When I worked at a Barnes and Noble to blow off steam about five years ago, Gladwells books were housed in the Business section of the store. As you both know, business books are a special genre, but if a book takes off in that space, it is likely to do very, very well. I think this fact says something both about the marketing strategies around G's work and his (perceived) politics, which reassure, rather than challenge, and are transformable into easily digestible sound bites that are meat-and-potatoes of the business section.
On to Pinker!!!
I remember discussing similar things about Jared Diamond's reception. Which is interesting, since while Diamond offers simple solutions to complex (and possibly misguided) questions — which corporate conference keynote attendees like, I guess? — it seems like his work is less directly applicable in the market than e.g. Freakonomics or Gladwell's stuff. I'll talk about this stuff next week.

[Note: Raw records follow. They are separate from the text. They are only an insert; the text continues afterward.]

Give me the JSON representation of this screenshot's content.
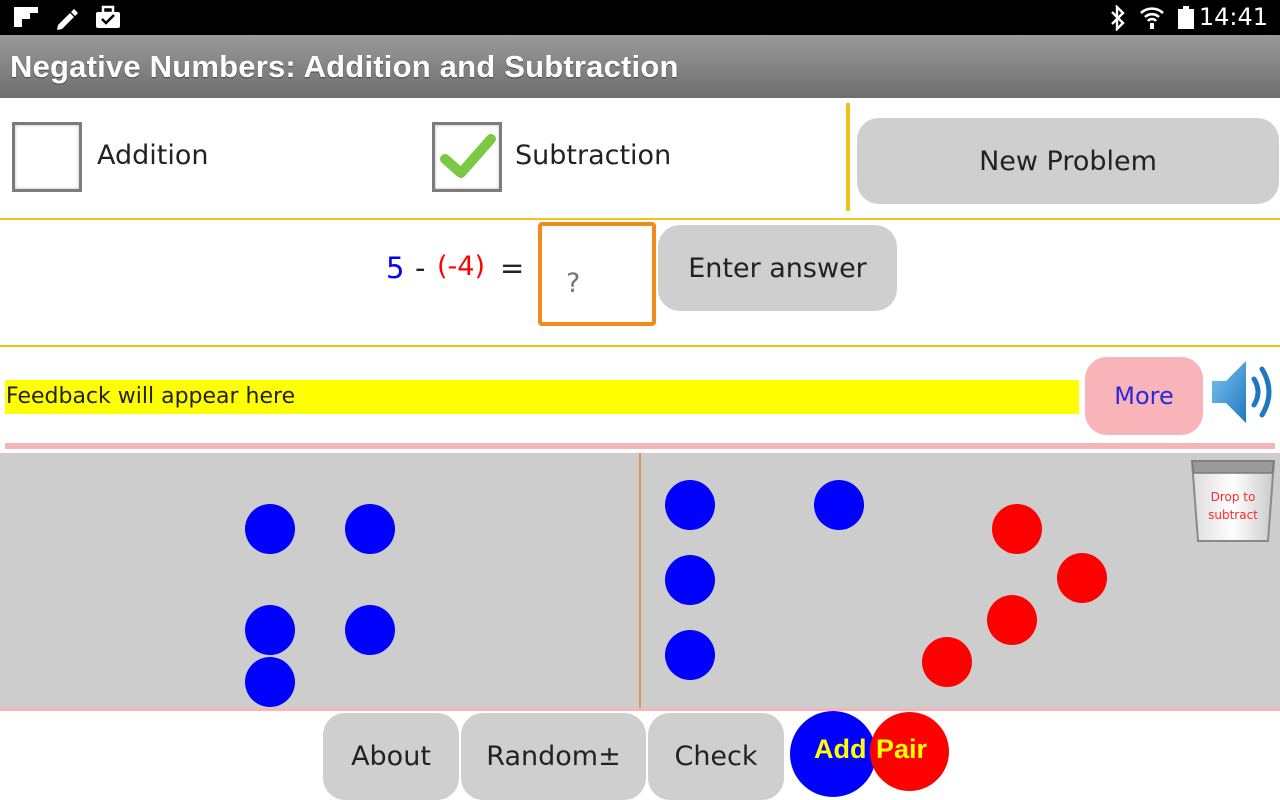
{
  "status_bar": {
    "time": "14:41",
    "icons": [
      "app-icon",
      "pencil-icon",
      "briefcase-icon",
      "bluetooth-icon",
      "wifi-icon",
      "battery-icon"
    ]
  },
  "title": "Negative Numbers: Addition and Subtraction",
  "options": {
    "addition": {
      "label": "Addition",
      "checked": false
    },
    "subtraction": {
      "label": "Subtraction",
      "checked": true
    }
  },
  "new_problem_label": "New Problem",
  "equation": {
    "first": "5",
    "operator": "-",
    "second": "(-4)",
    "equals": "=",
    "first_color": "#0000ff",
    "second_color": "#ff0000"
  },
  "answer": {
    "placeholder": "?",
    "value": ""
  },
  "enter_answer_label": "Enter answer",
  "feedback": "Feedback will appear here",
  "more_label": "More",
  "trash": {
    "label": "Drop to subtract"
  },
  "counters": {
    "left": {
      "positive": 5,
      "negative": 0
    },
    "right": {
      "positive": 4,
      "negative": 4
    }
  },
  "bottom": {
    "about": "About",
    "random": "Random±",
    "check": "Check",
    "add_pair_part1": "Add",
    "add_pair_part2": "Pair"
  },
  "colors": {
    "positive": "#0000ff",
    "negative": "#ff0000",
    "feedback_bg": "#ffff00",
    "accent": "#f2c21b",
    "button_bg": "#cfcfcf",
    "more_bg": "#f8b4b8",
    "answer_border": "#f08a1c"
  }
}
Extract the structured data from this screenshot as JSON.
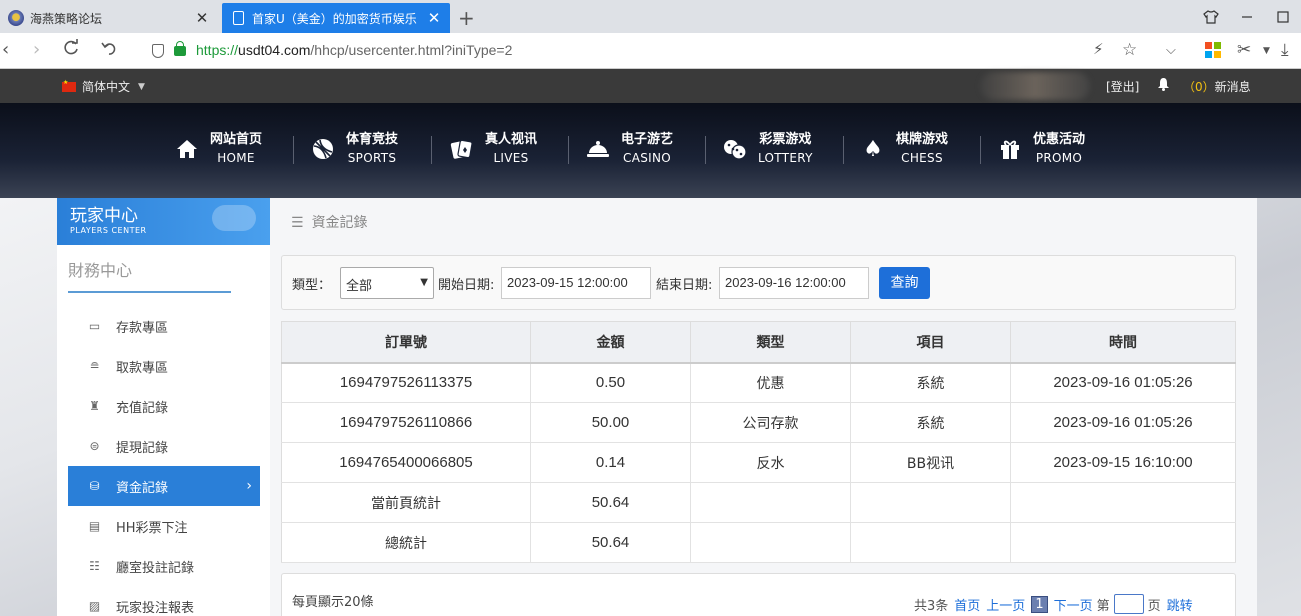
{
  "browser": {
    "tabs": [
      {
        "title": "海燕策略论坛",
        "close": "✕"
      },
      {
        "title": "首家U（美金）的加密货币娱乐",
        "close": "✕"
      }
    ],
    "new_tab": "+",
    "url_proto": "https://",
    "url_host": "usdt04.com",
    "url_path": "/hhcp/usercenter.html?iniType=2"
  },
  "topbar": {
    "language": "简体中文",
    "logout": "[登出]",
    "msg_count": "（0）",
    "msg_label": "新消息"
  },
  "nav": [
    {
      "cn": "网站首页",
      "en": "HOME",
      "icon": "home-icon"
    },
    {
      "cn": "体育竞技",
      "en": "SPORTS",
      "icon": "ball-icon"
    },
    {
      "cn": "真人视讯",
      "en": "LIVES",
      "icon": "cards-icon"
    },
    {
      "cn": "电子游艺",
      "en": "CASINO",
      "icon": "dish-icon"
    },
    {
      "cn": "彩票游戏",
      "en": "LOTTERY",
      "icon": "dice-icon"
    },
    {
      "cn": "棋牌游戏",
      "en": "CHESS",
      "icon": "spade-icon"
    },
    {
      "cn": "优惠活动",
      "en": "PROMO",
      "icon": "gift-icon"
    }
  ],
  "sidebar": {
    "header_cn": "玩家中心",
    "header_en": "PLAYERS CENTER",
    "section": "財務中心",
    "items": [
      {
        "label": "存款專區",
        "icon": "card-icon"
      },
      {
        "label": "取款專區",
        "icon": "cash-icon"
      },
      {
        "label": "充值記錄",
        "icon": "bag-icon"
      },
      {
        "label": "提現記錄",
        "icon": "withdraw-icon"
      },
      {
        "label": "資金記錄",
        "icon": "fund-icon",
        "active": true
      },
      {
        "label": "HH彩票下注",
        "icon": "ticket-icon"
      },
      {
        "label": "廳室投註記錄",
        "icon": "list-icon"
      },
      {
        "label": "玩家投注報表",
        "icon": "report-icon"
      }
    ]
  },
  "main": {
    "breadcrumb": "資金記錄",
    "filter": {
      "type_label": "類型：",
      "type_value": "全部",
      "start_label": "開始日期:",
      "start_value": "2023-09-15 12:00:00",
      "end_label": "結束日期:",
      "end_value": "2023-09-16 12:00:00",
      "query": "查詢"
    },
    "table": {
      "headers": [
        "訂單號",
        "金額",
        "類型",
        "項目",
        "時間"
      ],
      "rows": [
        [
          "1694797526113375",
          "0.50",
          "优惠",
          "系統",
          "2023-09-16 01:05:26"
        ],
        [
          "1694797526110866",
          "50.00",
          "公司存款",
          "系統",
          "2023-09-16 01:05:26"
        ],
        [
          "1694765400066805",
          "0.14",
          "反水",
          "BB视讯",
          "2023-09-15 16:10:00"
        ],
        [
          "當前頁統計",
          "50.64",
          "",
          "",
          ""
        ],
        [
          "總統計",
          "50.64",
          "",
          "",
          ""
        ]
      ]
    },
    "footer": {
      "per_page": "每頁顯示20條",
      "total": "共3条",
      "first": "首页",
      "prev": "上一页",
      "current": "1",
      "next": "下一页",
      "page_pre": "第",
      "page_post": "页",
      "jump": "跳转"
    }
  }
}
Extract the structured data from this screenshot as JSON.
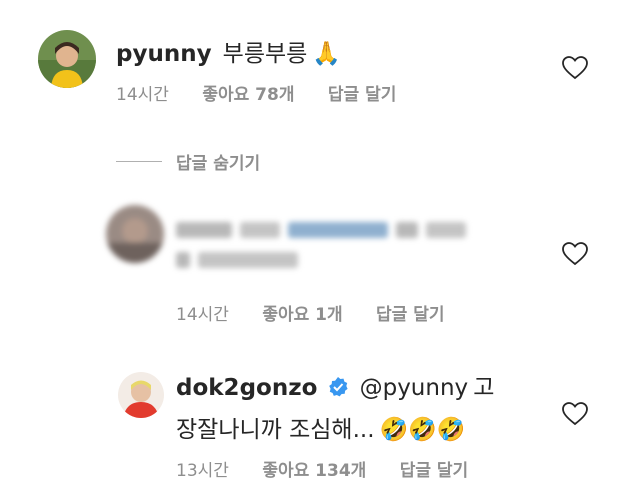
{
  "comments": [
    {
      "username": "pyunny",
      "text": "부릉부릉",
      "emoji": "🙏",
      "time": "14시간",
      "likes": "좋아요 78개",
      "reply": "답글 달기"
    },
    {
      "text_blurred": "████ ████ ███████ █ ██ ████",
      "time": "14시간",
      "likes": "좋아요 1개",
      "reply": "답글 달기"
    },
    {
      "username": "dok2gonzo",
      "mention": "@pyunny",
      "text_line1_tail": "고",
      "text_line2": "장잘나니까 조심해...",
      "emoji": "🤣🤣🤣",
      "time": "13시간",
      "likes": "좋아요 134개",
      "reply": "답글 달기"
    }
  ],
  "hide_replies": "답글 숨기기",
  "colors": {
    "verified": "#3897f0",
    "meta": "#8e8e8e",
    "text": "#262626"
  }
}
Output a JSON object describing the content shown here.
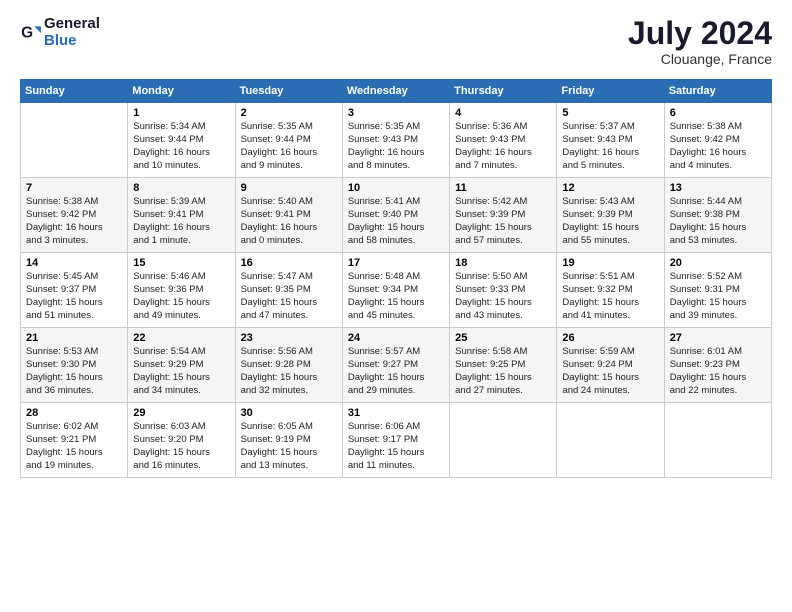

I didn't intend exactly to play the "this isn't entirely new" card as a way of undermining your analysis. Rather, I think you're addressing a more general problem for scientists or public intellectuals here, a problem that has to do with mis-matching conventions and with the ultimate messiness of making a living and making science. No matter what time we're talking about, people are facing time pressures, trying to make their voice heard, and seeking professional advancement. I thought of that this morning while scanning a couple reels of microfilm containing the published papers of the economist Irving Fisher---the guy couldn't write anything without getting it republished (usually without any mention of it being republished) in half a dozen other newspapers and journals. Clearly, this was acceptable academic/public intellectual practice in the early 20th century. Fisher did it to advance his cause (public health reform, among others), to win a place in public discussions and in influential committees, to gain allies (life insurers among others), and probably for some personal reasons. The problem of navigating a complex media landscape and making the most of one's scientific work is a very old one and well worth engaging in for its particularities, as you're doing here.